I recently broke up with My girlfriend (over 1 year relationship). It has been three months now, and I am still feeling down -n- lonely! I want to search for "that special girl" But now I am asking Myself..Is it the right time?Or should I wait more?
Can’t stop thinking about your ex? mendabrokenheartbook.com tips for relationship breakups
He and I were in a relationship for 12 1/2 years which as a result leading up to a breakup due to his off and on infidelity in which as a result he has a baby on the way now by another woman. I’m devastated and hurt as a result. He broke up with me even though I still love/hate him now too.
I don’t know what happened, but my ex sucked the life force out of me, and like a dummy i let her. I am what you called a "nice guy". I have been cheated on twice. I never cheat, and always a gentlemen. I have learned my lessons now and continuing to get my balls back. So, really no "nice guy" anymore. Anybody out there have ideas on how to gain your manhood (confidence) back. I feel pretty down and out and need some advice.
I am curious to see what people write.
My partner have split up with me and i have found myself homeless. Because of this I have had to move down to slough to live with my brother and have had too quit my Job to do so.
Will I still be entitled to JSA, i know that in some cases they will look upon this as voluntary quitting my job.
Please advise.
I fell in love with a girl the past eight months. Yesterday she dumped me. I have been hurt before but this really has me down. I won’t commit suicide, I just feel the world would be better if I was not here. I feel God has abandoned me not just the girl. What should I do to get over a losing someone you loved?
I really appreciate everyone’s input. I carefully read each persons comment. And I can’t thank each of you enough for taking the time help. I haven’t cried in years until this breakup. Pretty pathetic seeing a grown man cry. So, you can imagine how depressed I was. Slowly, I’m doing better. There are so many great ideas that I don’t know if I can choose the best answer!
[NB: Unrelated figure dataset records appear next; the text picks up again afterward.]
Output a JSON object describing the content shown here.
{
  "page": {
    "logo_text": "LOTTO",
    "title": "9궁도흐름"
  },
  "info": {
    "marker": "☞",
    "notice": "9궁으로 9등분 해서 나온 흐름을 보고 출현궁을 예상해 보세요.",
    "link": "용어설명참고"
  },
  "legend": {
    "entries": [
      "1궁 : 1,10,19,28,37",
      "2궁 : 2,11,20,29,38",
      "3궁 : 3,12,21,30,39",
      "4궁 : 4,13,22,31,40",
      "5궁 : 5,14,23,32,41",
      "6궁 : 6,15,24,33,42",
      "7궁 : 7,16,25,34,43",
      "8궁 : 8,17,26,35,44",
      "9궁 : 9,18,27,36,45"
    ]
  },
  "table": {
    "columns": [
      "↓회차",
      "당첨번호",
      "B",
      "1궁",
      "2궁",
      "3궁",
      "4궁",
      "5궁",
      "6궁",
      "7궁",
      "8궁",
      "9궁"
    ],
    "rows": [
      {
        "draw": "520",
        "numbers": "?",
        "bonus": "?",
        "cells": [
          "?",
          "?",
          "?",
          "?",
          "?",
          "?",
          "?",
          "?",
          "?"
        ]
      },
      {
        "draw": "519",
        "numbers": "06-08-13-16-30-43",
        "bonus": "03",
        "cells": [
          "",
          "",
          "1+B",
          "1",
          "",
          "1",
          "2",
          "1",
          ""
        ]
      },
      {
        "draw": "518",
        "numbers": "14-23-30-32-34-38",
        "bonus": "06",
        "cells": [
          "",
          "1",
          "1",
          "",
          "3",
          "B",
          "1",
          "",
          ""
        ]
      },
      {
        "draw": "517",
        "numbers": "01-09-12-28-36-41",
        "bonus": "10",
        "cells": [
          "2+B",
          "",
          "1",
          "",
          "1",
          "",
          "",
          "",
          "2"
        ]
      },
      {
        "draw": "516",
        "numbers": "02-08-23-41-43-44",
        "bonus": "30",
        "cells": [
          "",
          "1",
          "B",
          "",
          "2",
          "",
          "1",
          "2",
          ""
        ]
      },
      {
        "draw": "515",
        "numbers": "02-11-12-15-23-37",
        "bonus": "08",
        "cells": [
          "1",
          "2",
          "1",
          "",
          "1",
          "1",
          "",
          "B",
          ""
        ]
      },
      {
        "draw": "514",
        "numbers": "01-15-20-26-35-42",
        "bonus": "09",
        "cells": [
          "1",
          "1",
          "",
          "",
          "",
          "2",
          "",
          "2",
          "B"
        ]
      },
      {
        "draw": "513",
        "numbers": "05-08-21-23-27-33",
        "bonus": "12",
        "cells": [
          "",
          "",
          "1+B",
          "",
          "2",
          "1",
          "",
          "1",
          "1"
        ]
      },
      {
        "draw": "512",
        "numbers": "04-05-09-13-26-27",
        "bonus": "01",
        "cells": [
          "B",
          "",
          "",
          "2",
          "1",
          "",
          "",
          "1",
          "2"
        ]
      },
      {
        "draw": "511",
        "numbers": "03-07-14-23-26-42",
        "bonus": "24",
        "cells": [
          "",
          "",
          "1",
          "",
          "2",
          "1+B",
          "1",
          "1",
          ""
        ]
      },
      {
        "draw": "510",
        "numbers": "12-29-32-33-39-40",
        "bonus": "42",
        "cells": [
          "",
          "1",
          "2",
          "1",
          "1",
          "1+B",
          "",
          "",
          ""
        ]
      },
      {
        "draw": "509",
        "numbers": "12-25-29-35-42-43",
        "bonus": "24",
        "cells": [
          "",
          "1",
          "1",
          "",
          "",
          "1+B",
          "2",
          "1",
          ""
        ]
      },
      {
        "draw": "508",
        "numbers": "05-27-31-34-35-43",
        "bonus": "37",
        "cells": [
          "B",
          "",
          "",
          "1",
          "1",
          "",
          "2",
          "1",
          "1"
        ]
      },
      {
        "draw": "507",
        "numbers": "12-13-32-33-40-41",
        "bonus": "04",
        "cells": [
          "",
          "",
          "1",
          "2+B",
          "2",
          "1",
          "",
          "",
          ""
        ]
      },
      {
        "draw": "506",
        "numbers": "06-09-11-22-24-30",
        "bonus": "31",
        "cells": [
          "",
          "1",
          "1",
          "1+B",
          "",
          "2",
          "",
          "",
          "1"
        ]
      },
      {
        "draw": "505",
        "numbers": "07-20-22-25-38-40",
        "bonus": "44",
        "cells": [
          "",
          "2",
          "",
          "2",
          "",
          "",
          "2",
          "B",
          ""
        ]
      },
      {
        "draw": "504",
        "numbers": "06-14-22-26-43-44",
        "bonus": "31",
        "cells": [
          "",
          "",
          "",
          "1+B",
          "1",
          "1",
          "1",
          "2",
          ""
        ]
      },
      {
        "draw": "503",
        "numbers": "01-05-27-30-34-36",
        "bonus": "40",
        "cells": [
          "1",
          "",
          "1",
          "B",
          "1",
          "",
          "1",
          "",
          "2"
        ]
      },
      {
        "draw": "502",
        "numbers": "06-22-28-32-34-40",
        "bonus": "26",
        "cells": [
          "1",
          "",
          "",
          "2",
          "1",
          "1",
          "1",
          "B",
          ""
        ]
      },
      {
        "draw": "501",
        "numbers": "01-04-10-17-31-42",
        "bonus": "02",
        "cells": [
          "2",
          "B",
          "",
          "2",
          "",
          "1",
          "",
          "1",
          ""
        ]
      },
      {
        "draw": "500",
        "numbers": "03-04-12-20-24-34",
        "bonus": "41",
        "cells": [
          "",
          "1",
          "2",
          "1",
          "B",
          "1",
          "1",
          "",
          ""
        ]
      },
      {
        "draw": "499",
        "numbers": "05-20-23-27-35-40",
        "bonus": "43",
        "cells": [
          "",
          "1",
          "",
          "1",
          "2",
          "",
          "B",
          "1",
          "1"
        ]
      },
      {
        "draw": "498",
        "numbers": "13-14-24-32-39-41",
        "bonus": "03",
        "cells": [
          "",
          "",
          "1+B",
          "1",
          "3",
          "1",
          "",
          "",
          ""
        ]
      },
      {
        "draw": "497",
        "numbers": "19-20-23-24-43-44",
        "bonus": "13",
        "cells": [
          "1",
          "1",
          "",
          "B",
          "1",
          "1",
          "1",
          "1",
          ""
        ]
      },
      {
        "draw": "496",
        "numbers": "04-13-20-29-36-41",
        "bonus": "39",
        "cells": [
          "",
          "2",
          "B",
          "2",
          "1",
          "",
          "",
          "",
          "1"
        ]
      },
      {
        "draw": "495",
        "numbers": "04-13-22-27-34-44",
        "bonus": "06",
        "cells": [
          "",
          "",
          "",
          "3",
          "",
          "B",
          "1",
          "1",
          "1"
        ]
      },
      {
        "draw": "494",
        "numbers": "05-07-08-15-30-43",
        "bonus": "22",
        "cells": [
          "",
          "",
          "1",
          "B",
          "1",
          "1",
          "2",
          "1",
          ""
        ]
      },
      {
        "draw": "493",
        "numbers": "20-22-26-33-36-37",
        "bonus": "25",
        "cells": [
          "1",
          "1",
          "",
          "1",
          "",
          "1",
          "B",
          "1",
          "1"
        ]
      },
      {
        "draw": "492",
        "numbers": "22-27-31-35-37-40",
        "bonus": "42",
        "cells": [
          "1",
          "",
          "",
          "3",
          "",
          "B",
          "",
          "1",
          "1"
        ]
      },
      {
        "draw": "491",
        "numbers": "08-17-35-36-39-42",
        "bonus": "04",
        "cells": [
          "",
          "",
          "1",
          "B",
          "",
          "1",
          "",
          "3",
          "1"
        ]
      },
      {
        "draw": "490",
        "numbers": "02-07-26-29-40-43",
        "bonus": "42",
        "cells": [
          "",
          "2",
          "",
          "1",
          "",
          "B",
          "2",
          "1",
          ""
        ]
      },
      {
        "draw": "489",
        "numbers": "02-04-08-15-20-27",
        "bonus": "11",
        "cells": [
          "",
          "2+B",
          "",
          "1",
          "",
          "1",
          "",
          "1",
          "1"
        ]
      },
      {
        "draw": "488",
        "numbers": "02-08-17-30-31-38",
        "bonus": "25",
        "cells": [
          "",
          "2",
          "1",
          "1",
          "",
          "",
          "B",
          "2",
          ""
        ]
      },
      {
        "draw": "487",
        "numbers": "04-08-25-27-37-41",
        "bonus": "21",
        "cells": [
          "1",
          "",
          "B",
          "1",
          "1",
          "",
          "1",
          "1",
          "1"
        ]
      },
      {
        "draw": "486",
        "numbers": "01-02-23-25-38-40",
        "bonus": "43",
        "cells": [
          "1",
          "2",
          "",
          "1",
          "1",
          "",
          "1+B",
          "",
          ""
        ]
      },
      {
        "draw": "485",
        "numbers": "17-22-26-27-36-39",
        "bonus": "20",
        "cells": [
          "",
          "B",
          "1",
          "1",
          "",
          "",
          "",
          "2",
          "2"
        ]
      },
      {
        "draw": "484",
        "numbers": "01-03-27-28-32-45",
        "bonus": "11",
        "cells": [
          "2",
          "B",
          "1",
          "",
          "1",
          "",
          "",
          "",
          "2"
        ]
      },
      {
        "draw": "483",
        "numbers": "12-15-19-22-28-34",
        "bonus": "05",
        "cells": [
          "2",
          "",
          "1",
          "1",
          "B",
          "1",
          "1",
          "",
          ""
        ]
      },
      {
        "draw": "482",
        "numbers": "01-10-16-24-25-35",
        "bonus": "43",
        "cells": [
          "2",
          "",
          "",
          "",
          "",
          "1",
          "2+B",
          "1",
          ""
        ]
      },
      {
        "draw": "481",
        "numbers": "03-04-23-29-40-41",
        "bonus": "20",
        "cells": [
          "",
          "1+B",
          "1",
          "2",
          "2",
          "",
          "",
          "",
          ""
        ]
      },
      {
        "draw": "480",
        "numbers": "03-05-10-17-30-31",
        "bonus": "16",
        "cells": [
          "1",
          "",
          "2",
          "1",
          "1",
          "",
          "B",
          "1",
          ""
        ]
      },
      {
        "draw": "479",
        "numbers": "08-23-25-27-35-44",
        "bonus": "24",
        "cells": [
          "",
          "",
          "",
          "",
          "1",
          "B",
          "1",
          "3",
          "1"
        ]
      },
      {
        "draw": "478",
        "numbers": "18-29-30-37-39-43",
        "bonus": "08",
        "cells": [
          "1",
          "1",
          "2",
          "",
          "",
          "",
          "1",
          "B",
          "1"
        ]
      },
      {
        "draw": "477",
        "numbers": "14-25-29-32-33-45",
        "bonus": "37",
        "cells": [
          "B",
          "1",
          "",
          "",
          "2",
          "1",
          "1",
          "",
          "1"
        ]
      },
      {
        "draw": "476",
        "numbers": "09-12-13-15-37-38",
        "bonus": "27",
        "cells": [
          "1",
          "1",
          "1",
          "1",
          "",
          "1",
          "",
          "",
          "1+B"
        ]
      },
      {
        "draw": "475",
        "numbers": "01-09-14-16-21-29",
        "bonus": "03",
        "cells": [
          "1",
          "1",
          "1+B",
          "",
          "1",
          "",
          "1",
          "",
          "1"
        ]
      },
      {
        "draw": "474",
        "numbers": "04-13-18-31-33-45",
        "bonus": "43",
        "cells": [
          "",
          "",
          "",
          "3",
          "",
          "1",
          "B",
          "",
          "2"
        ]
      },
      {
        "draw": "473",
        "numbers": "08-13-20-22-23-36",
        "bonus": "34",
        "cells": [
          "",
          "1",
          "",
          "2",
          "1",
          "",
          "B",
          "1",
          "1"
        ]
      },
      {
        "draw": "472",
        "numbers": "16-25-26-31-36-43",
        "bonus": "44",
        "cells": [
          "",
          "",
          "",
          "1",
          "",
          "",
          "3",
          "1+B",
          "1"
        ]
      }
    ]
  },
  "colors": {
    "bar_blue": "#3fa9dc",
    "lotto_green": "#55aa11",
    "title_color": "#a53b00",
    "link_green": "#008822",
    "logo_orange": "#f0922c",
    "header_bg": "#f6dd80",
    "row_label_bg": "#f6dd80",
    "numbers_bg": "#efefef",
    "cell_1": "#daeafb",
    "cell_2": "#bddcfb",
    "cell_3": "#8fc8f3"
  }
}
regret to inform you that, under a plan for the periodic removal of unpleasantness from my life, I must terminate our online affair. This termination takes effect immediately, but only because I could not make it retroactive. While our cyber romance sessions were for the most part, competent, your constant use of "brb gotta pee" is a real turn off. Also, mommie says I need to spend less time on the computer. Slam dunk
I want a rap,rock, etc song about my situation
I been with this girl for 2 years and i found her doing something wrong I deeply love her but she just doesnt get it. So Im going to break up with her. What song will relate to this?